Gideon Dyer Cobb | Moved to Eddyville from Fair Haven, Vermont as part of the party organized by Matthew Lyon about 1800, with his wife Modena Chittenden Clark, and their eldest son, Caleb. |
Samuel C. Clark | Lived with Gideon, and is assumed to be a relative of Gideon's wife, but that is unproved. |
Matthew Lyon | Organizer of the move to Eddyville, second husband of Modena (Clark) Cobb's aunt, Beulah Chittenden. |
Chittenden Lyon | Eldest son of Matthew Lyon by his second wife, Beulah Chittenden. |
Matthew Lyon, Jr. | Second son of Matthew Lyon by his second wife, Beulah Chittenden. |
Elijah G. Galusha | Cousin to Modena (Clark) Cobb; son of her aunt Beulah Chittenden by her first marriage. |
Griffin Long | Father of the second wife of Gideon and Modena Cobb's eldest son, Caleb. |
Grants under the South of Green River series were authorized by “An Act for Encouraging and Granting Relief to Settlers” approved by the Kentucky General Assembly on March 1, 1797, and amended numerous times afterward. The applicant had to be 21 years old, a resident of for at least one year on previously vacant land, and had cleared and fenced two acres of ground and tended it in corn, and could claim 200 acres. Later amendments reduced the age requirement to 18 and increased the maximum size to 400 acres.

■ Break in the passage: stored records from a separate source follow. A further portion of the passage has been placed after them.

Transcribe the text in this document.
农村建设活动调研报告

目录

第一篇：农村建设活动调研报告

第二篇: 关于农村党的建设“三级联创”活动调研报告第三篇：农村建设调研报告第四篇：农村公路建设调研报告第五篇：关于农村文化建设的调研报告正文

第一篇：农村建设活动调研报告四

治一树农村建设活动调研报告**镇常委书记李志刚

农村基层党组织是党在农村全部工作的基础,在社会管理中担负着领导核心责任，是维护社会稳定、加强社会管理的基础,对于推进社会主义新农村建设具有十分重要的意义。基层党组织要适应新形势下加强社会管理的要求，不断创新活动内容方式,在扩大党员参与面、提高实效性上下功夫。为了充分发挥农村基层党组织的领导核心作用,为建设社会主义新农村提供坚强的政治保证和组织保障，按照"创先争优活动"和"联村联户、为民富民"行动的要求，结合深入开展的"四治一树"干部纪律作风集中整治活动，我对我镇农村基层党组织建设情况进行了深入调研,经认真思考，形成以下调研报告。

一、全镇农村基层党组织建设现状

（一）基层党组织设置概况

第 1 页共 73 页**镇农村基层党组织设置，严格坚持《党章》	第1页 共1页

The first step to obtaining a grant under this act was for the applicant to have a county commission certify that the conditions had been met, with a document known as a "warrant."
The applicant then had a survey made, which defined the actual boundaries of the grant. The survey was filed with the land office.
The grants required payment of fees, initially set at $60 per 100 acres for first rate land and $40 per 100 for second rate land, to be paid within twelve months. The time to make payments was extended several times by the General Assembly.
After payment of the fees a patent was issued, which provided actual title to the land.
Warrants and Surveys could be assigned to others, and often were, sometimes multiple times, as shown by the grants extracted below.
Warrants, surveys, receipts for payments, assignments (often written on the preceding documents), and patents are held by the Land office of the Secretary of State. These documents for some patent series are available online on the Land Office website. However this series is not currently available on line, so copies must be obtained from the Land Office.
Transfers of title after a patent was issued are done by deed, which are registered in county clerk's offices in the various counties.